CUTS International, Accra, has urged the government to increase allocations to the Ghana Road Maintenance Trust Fund. This call comes ahead of the 2026 Mid-Year Budget Review. The policy think tank warns that Ghana’s deteriorating road network is imposing rising costs on commuters and businesses.
Heavy rains this year severely damaged roads, bridges, and drains. Many damaged sections have become deep gullies, moving beyond simple potholes. These pose significant safety hazards and economic risks. CUTS argues that bad roads are now a daily economic burden, not just an inconvenience.
This issue fits into Ghana’s broader economic narrative regarding infrastructure maintenance. Successive governments have often prioritised new road construction. However, maintenance of existing roads has frequently been neglected. This approach leads to rapid deterioration of costly public assets. This also necessitates more expensive rehabilitation later.
Appiah Kusi Adomako, Director of the West Africa Regional Centre of CUTS International, Accra, highlighted the direct impact. He stated, “Every day, ordinary Ghanaians are paying the price for bad roads.” He explained commuters spend more time in traffic and pay higher vehicle repair and fuel costs. He stressed that the government must respond with urgency to this breakdown.

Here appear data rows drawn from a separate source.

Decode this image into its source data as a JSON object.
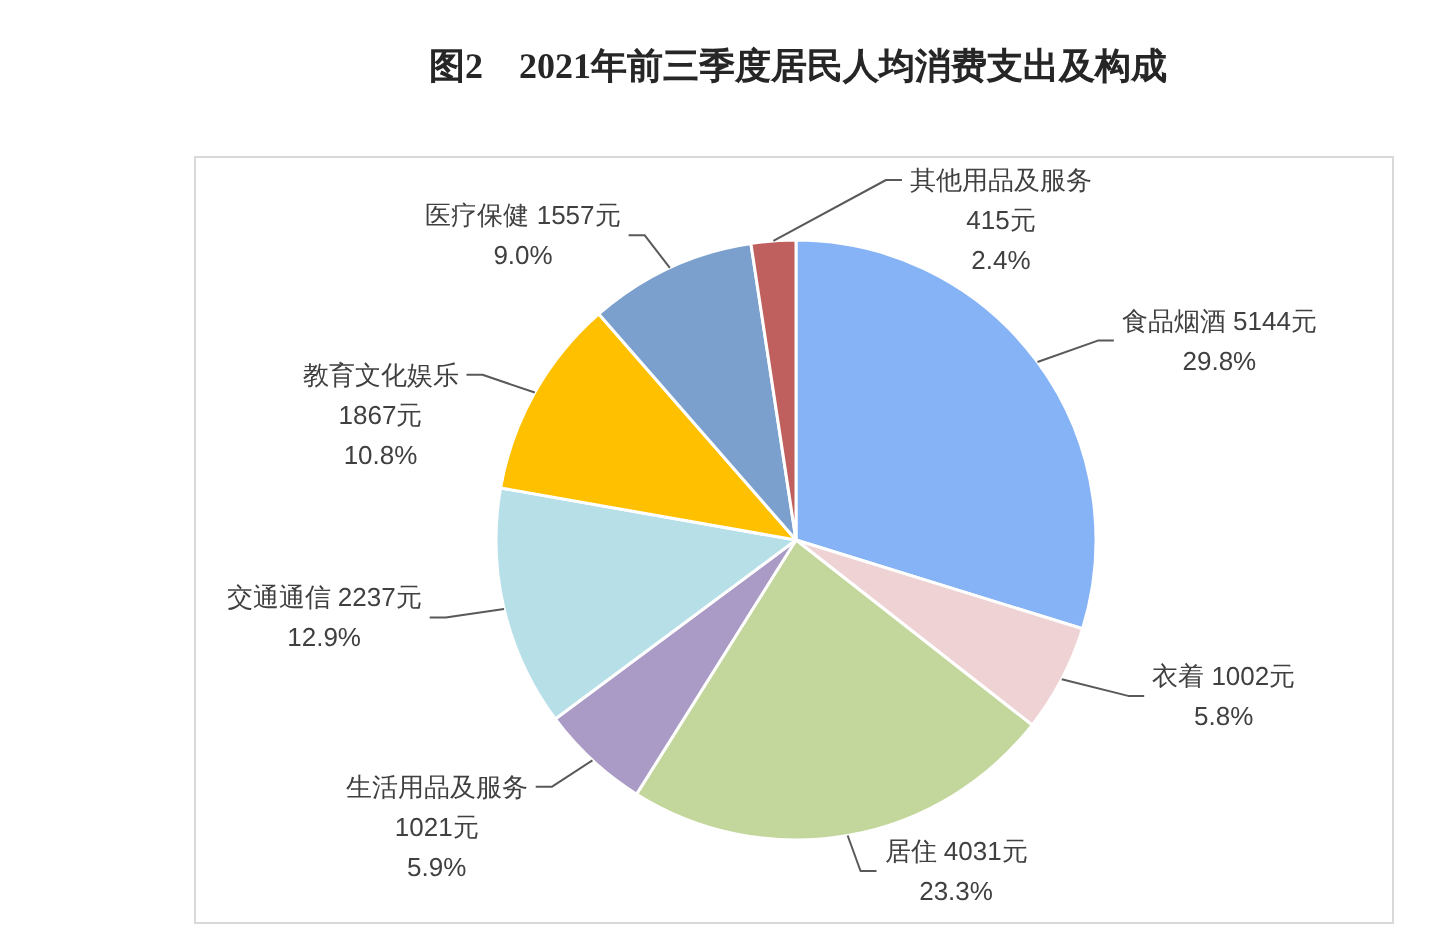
{
  "chart_data": {
    "type": "pie",
    "title": "图2    2021年前三季度居民人均消费支出及构成",
    "categories": [
      "食品烟酒",
      "衣着",
      "居住",
      "生活用品及服务",
      "交通通信",
      "教育文化娱乐",
      "医疗保健",
      "其他用品及服务"
    ],
    "values": [
      5144,
      1002,
      4031,
      1021,
      2237,
      1867,
      1557,
      415
    ],
    "colors": [
      "#86b3f5",
      "#efd3d4",
      "#c3d69b",
      "#a99bc5",
      "#b7dfe8",
      "#ffc000",
      "#7ba0cd",
      "#c0605e"
    ],
    "value_labels": [
      "5144元\n29.8%",
      "1002元\n5.8%",
      "4031元\n23.3%",
      "1021元\n5.9%",
      "2237元\n12.9%",
      "1867元\n10.8%",
      "1557元\n9.0%",
      "415元\n2.4%"
    ]
  }
}
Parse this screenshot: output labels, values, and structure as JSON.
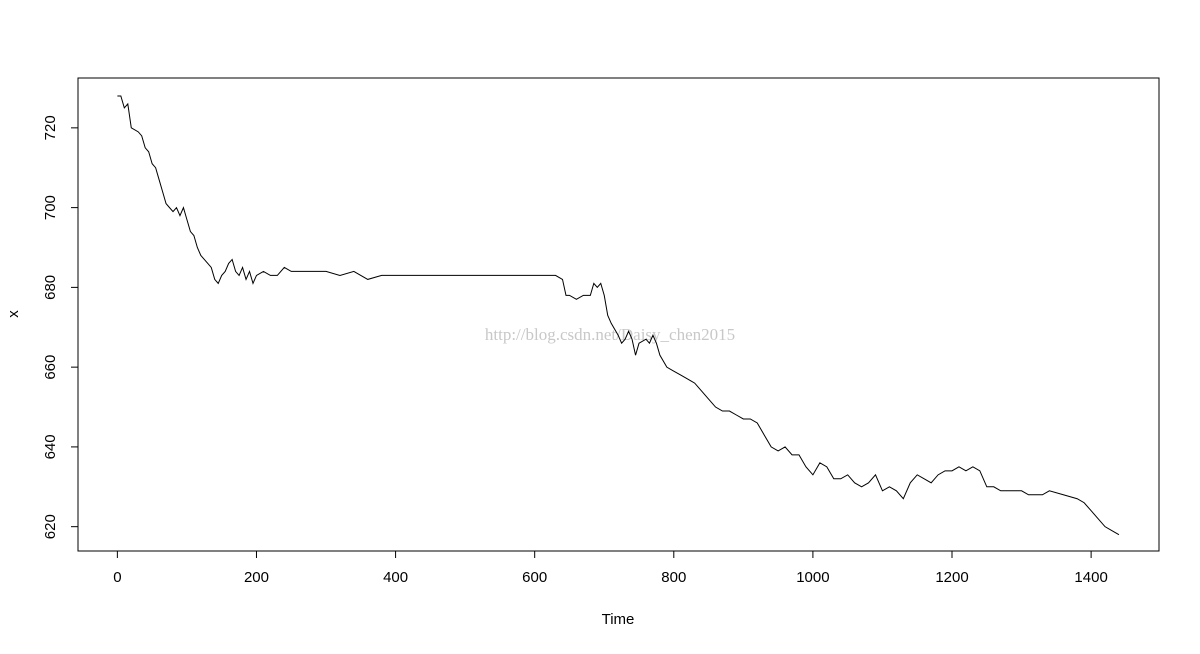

The call for more funding comes as the government prepares its 2026 Mid-Year Budget Review. This review is a critical moment to adjust expenditure priorities. CUTS stresses that road maintenance must be a prominent feature in this review. Delaying action until the rainy season ends will only worsen the damage. This delay will also increase eventual repair costs significantly.
CUTS acknowledged that road maintenance is more durable during the dry season. However, it argues that many road sections now need emergency intervention. These interventions are crucial to keep roads safe and usable immediately. The group warns that temporary patching alone is insufficient. Patched potholes often fail quickly because underlying issues like poor drainage are not addressed.
The organisation urges investment beyond simple patching. It advocates for proper maintenance, drainage works, and bridge repairs. Stronger supervision of road construction and rehabilitation is also essential. This comprehensive approach ensures long-term solutions.
The think tank also cautioned against neglecting existing roads while focusing on new construction. Ghana’s “Big Push” agenda for new roads is important for national development. However, neglecting current infrastructure could weaken the entire transport system. Mr Adomako stressed that a road network is only as strong as its weakest link. Protecting existing road assets is a cost-effective way to preserve public investment.
The 2026 Budget allocated GHS 3.0 billion to the Ghana Road Maintenance Trust Fund. In 2025, the fund received GHS 3.1 billion. While these allocations are welcome, CUTS asserts that the extensive damage from recent rains demands additional support. Mr Adomako warned that insufficient funds for road maintenance today will lead to higher costs for all Ghanaians tomorrow.
CUTS also recommended proper resourcing for Metropolitan, Municipal, and District Assemblies. These assemblies are closer to communities. They are typically the first to identify road problems. Giving them funding and authority allows them to address urgent maintenance needs before they escalate.